Boudoir Birds

"Boudoir Birds circa 1952" 16x20" oil
“Boudoir Birds circa 1952″ 16×20” oil

I’m stuck in Southwest-SFO Hell. Trying to make it to Santa Barbara for my part in tonight’s fun Opening for the 100 Grand Show at Sullivan Goss Gallery. I am all set. Cute dress, new lipstick… If only we could take off! Trying to not go nuts. So instead, focusing on what to paint next for my Solo Show this coming June at Easton Gallery in Montecito… Thumbing through my iPhone archives brought some interesting thoughts to mind. Namely, what art seems to sell and what does not.

Now I work very, very hard on each piece. Working for weeks often before dawn. Trying to catch the light and the feeling of each scene and subject. And I am deeply thankful that after 20 years of earnest painting, my art supports itself. I try never to think of a new painting as “I hope this will sell.”  I think selfishly that dilutes whatever creative essence and creative flows within me as I surrender to canvas, brushwork, shading and colors. I seriously LOVE Color.  And Light. Beauty. Atmosphere. But occasionally I stumble upon a scene that I know will likely never sell.  And for the very life of me, I have to paint it anyway.  Feeling so moved by that moment, whatever moment “that” is, I know it will become a piece of my art.

As they are. Since 1952.
As they are. Since 1952.

 

Such a moment happened in October when I was lucky enough to meet Ralph Benson, Executive Director of the Sonoma Land Trust when he came in to my Art Trails Open Studios. He invited me to tour Glen Oaks, a previously unknown spot to me 100%  old California. In fact, the Civil War era home has remained largely untouched since 1952 when the last owner deeded the property to our beloved Land Trust.  I remain honored for that private step back into time. And I vowed to paint Glen Oaks in all of her glory — and have since.

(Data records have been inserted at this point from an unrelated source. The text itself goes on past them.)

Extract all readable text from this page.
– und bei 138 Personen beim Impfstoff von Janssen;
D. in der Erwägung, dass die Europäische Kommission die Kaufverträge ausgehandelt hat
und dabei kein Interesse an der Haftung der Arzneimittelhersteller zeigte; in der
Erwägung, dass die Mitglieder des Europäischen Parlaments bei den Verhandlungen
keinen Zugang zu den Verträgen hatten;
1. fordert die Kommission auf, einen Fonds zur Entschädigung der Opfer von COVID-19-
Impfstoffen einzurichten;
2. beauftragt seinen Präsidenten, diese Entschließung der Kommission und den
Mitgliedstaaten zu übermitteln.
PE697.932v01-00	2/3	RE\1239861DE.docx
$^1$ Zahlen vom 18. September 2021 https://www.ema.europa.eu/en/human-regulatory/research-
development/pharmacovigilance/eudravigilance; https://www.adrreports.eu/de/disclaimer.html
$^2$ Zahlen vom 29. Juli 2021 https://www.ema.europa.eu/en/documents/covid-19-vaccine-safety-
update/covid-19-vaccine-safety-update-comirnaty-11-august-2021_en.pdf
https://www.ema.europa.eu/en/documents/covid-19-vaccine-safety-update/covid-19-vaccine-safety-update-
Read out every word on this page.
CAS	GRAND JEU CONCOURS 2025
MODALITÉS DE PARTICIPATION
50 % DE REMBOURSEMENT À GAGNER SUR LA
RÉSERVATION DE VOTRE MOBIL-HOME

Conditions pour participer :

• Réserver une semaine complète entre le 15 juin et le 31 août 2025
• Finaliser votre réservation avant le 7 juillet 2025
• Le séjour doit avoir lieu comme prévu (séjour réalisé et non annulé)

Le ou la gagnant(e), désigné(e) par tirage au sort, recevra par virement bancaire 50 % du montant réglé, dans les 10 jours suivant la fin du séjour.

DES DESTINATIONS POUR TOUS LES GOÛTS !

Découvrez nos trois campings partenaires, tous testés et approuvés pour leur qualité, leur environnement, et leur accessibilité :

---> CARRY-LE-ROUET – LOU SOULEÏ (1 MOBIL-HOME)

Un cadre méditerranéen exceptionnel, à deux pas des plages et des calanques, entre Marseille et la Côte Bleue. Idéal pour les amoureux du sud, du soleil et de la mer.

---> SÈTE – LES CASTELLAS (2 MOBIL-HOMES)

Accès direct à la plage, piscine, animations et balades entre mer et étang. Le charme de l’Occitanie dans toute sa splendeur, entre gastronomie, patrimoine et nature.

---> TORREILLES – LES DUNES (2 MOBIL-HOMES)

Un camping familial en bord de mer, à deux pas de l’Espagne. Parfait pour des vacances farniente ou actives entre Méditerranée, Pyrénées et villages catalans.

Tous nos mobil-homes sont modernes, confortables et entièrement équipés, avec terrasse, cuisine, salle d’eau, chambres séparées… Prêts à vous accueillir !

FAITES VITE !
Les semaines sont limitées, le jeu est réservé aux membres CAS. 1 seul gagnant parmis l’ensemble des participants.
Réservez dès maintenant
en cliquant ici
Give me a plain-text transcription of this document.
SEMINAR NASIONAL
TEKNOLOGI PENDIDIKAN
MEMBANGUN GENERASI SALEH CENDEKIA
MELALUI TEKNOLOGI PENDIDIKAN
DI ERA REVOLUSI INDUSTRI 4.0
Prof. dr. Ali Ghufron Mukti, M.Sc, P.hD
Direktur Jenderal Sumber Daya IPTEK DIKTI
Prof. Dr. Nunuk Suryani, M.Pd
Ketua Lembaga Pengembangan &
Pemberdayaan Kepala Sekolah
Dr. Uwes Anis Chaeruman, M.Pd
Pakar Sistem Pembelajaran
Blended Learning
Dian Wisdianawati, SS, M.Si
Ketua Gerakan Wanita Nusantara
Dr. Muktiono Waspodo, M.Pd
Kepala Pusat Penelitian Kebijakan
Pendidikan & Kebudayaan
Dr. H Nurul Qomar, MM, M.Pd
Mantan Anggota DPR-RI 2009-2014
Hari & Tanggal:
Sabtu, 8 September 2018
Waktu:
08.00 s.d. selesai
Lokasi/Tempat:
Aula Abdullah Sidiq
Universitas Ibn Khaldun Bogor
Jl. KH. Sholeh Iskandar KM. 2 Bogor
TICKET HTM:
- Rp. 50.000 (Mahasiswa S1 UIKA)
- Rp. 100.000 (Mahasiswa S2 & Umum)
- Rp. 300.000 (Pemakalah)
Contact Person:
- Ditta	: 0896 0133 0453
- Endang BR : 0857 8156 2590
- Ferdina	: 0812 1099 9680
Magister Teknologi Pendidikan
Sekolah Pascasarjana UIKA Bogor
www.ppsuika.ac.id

But one facet of this old place, was the old woman’s bath and Boudoir. Still intact. Hairbrush still on her table. Bath salts on the tub ledge. That touched me deeply. Here, this woman is long dead yet her most intimate beauty ephemera remains in place. From 1952.  I had to paint her aging bath bottles with a piece of decorative Mexican sculpture caked in dust. Knowing full well the finished painting might never find a home. And that I bloody well don’t care. Such moments are rarely given and when given to an artist? We must act and act well.